Ericsson to start ‘comprehensive review’ of Iraq scandal

Ericsson to start ‘comprehensive review’ of Iraq scandal

Scott Dresser Ericsson.jpg

Ericsson has told its new chief legal officer, who joined the company yesterday, to start a “comprehensive review of the [company’s] conduct relating to Iraq”.

The Swedish telecoms vendor announced last week that Scott Dresser (pictured), former group general counsel of Veon, would replace Xavier Dedullen in the top legal role.

Dresser’s appointment comes as the company faces an onslaught from the US Department of Justice (DoJ) that might lead to fines exceeding the US$1 billion in paid in 2019 for admitted misconduct in China, Djibouti, Egypt, Kuwait and Vietnam.

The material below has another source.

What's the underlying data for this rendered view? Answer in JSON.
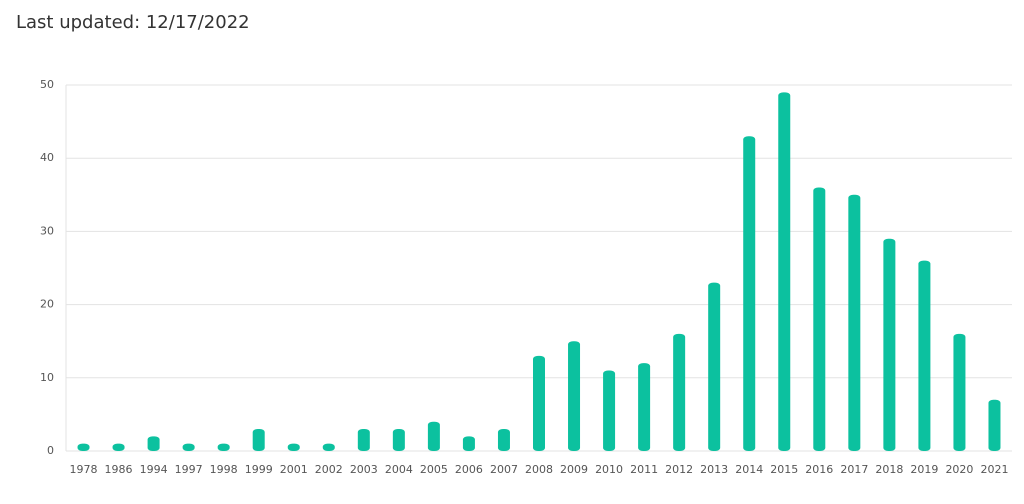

Ericsson hid from the DoJ in 2019 that it already knew about bribing the terrorist group Isis to transport telecoms equipment across Iraq. It was already conducting an internal investigation, only revealed in February by the International Commission of Investigative Journalists (ICIJ).

The previous DoJ deal meant the company is operating under a monitorship and deferred prosecution agreement, under which it should reveal any relevant misdeeds.

Now the DoJ is considering whether to impose a further fine on Ericsson.

Company chairman Ronnie Leten said: “While Ericsson since 2017 has taken significant steps in improving the culture of ethics and compliance, further efforts are underway to help ensure that the company operates at all times ethically and with integrity including in relation to the current issues before the DoJ.”

The board said yesterday that it has “full confidence” in Börje Ekholm, CEO since January 2017. He replaced Hans Vestberg – now CEO of Verizon – who was fired because of the company’s financial performance.

The board said it was confident in Ekholm “not only in regard to driving the company’s performance, but also in regard to the ethical and compliance transformation of the organization, which he continues to lead”.

But the board added that Dresser “will lead the comprehensive review of the conduct relating to Iraq and how it was addressed. This process is ongoing and we will act promptly to address shortcomings or misconduct identified.”

Meanwhile later today Ericsson is having a meeting – for “shareholders and others” – on its “enhanced ethics and compliance program and a summary of recent events”.

Leten, Ekholm and Dresser will all take part, along with CFO Carl Mellander and Laurie Waddy, chief compliance officer.